我使用XML Serialization制作了一个xml文档。
看起来像这样
<?xml version="1.0" encoding="utf-8"?>
<Course xmlns:xsi="http://www.w3.org/2001/XMLSchema-instance" xmlns:xsd="http://www.w3.org/2001/XMLSchema">
<courseName>Comp 1510</courseName>
<backgroundColor>#ffffff</backgroundColor>
<fontColor>#ffffff</fontColor>
<sharingKey>ed35d1f8-6be1-4f87-b77f-c70298e5abbb</sharingKey>
<task type="Assignment">
<taskName>First Task</taskName>
<description>description</description>
<taskDueDate>2010-01-24T12:41:20.0321826-08:00</taskDueDate>
<weight xsi:nil="true" />
<beforeDueDateNotification>30</beforeDueDateNotification>
<outOf>50.4</outOf>
</task>
</Course>
我的代码
using System;
using System.Collections.Generic;
using System.Linq;
using System.Text;
using System.Xml.Serialization;
namespace ConsoleApplication1
{
[XmlRoot("Course")]
public class MyWrapper
{
public MyWrapper()
{
TaskList = new List<Tasks>();
}
[XmlElement("courseName")]
public string CourseName { get; set; }
[XmlElement("backgroundColor")]
public string BackgroundColor { get; set; }
[XmlElement("fontColor")]
public string FontColor { get; set; }
[XmlElement("sharingKey")]
public Guid SharingKey { get; set; }
[XmlElement("task")]
public List<Tasks> TaskList { get; set; }
}
public class Tasks
{
[XmlAttribute("type")]
public string Type { get; set; }
[XmlElement("taskName")]
public string TaskName { get; set; }
[XmlElement("description")]
public string Description { get; set; }
[XmlElement("taskDueDate")]
public DateTime TaskDueDate { get; set; }
[XmlElement("weight")]
public decimal?
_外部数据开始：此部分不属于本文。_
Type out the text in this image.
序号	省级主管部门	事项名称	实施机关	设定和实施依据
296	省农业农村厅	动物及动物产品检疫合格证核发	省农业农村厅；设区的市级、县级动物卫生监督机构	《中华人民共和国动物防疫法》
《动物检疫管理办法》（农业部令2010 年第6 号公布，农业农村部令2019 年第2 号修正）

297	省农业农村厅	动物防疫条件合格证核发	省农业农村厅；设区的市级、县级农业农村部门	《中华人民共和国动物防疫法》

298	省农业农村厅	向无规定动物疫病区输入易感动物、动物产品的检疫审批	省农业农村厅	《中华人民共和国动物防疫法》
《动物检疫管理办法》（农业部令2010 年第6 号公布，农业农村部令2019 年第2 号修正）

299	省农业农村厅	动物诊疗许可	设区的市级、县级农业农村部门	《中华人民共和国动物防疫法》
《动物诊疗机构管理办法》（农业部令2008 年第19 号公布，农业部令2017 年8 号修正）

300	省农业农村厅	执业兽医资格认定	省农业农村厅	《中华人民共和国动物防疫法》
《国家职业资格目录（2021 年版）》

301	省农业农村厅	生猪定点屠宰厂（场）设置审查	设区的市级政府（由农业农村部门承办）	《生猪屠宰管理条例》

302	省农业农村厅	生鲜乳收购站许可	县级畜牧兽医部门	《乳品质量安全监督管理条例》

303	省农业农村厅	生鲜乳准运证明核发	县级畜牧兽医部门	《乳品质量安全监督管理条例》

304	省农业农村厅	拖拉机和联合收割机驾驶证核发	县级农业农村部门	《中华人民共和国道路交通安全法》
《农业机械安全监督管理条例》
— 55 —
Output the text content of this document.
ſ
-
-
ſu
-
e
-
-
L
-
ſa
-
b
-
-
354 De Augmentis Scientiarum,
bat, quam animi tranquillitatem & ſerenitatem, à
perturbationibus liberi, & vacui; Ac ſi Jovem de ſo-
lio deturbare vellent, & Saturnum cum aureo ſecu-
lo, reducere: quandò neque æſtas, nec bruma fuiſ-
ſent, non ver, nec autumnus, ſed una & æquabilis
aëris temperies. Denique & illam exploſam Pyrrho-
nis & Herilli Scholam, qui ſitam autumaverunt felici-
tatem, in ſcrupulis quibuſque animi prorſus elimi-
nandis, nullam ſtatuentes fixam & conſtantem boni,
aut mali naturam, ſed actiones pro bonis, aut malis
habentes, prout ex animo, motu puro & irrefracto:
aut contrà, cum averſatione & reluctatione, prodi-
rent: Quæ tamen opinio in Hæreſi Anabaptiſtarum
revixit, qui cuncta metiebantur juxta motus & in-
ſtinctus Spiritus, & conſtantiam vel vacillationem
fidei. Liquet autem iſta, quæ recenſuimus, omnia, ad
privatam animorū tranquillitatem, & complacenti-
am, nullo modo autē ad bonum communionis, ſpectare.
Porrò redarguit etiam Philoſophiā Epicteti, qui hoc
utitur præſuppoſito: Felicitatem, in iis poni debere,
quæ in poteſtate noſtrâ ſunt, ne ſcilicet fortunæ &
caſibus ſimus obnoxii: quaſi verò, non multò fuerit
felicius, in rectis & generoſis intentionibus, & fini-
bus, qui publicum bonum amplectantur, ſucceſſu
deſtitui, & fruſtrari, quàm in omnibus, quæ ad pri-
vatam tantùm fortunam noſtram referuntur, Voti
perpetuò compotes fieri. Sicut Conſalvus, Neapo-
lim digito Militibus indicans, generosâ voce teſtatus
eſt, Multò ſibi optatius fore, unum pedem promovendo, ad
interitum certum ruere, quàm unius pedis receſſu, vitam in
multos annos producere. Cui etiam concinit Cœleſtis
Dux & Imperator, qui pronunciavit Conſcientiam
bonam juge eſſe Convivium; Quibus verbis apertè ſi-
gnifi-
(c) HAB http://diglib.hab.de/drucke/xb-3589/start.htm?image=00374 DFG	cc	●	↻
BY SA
Weight { get; set; }
[XmlElement("beforeDueDateNotification")]
public int BeforeDueDateNotification { get; set; }
[XmlElement("outOf")]
public decimal? OutOf { get; set; }
}
}
using System;
using System.Collections.Generic;
using System.Linq;
using System.Text;
using System.Xml.Serialization;
using System.IO;
namespace ConsoleApplication1
{
class Program
{
static void Main(string[] args)
{
MyWrapper wrap = new MyWrapper();
wrap.CourseName = "Comp 1510";
wrap.FontColor = "#ffffff";
wrap.BackgroundColor = "#ffffff";
wrap.SharingKey = Guid.NewGuid();
Tasks task = new Tasks()
{
TaskName = "First Task",
Type = "Assignment",
TaskDueDate = DateTime.Now,
Description = "description",
BeforeDueDateNotification = 30,
OutOf = 50.4M
};
wrap.TaskList.Add(task);
SerializeToXML(wrap);
var grab = DeserializeFromXML();
foreach (var item in grab)
{
}
}
static public void SerializeToXML(MyWrapper list)
{
XmlSerializer serializer = new XmlSerializer(typeof(MyWrapper));
TextWriter textWriter = new StreamWriter(@"C:\New folder\test.xml");
serializer.Serialize(textWriter, list);
textWriter.Close();
}
static List<MyWrapper> DeserializeFromXML()
{
XmlSerializer deserializer = new XmlSerializer(typeof(List<MyWrapper>));
TextReader textReader = new StreamReader(@"C:\New folder\test.xml");
List<MyWrapper> tasks;
tasks = (List<MyWrapper>)deserializer.Deserialize(textReader);
textReader.Close();
return tasks;
}
}
}
现在,当我尝试对其进行序列化时,我收到此错误
System.InvalidOperationException was unhandled
Message="There is an error in XML document (2, 2)."
Source="System.Xml"
StackTrace:
at System.Xml.Serialization.XmlSerializer.Deserialize(XmlReader xmlReader, String encodingStyle, XmlDeserializationEvents events)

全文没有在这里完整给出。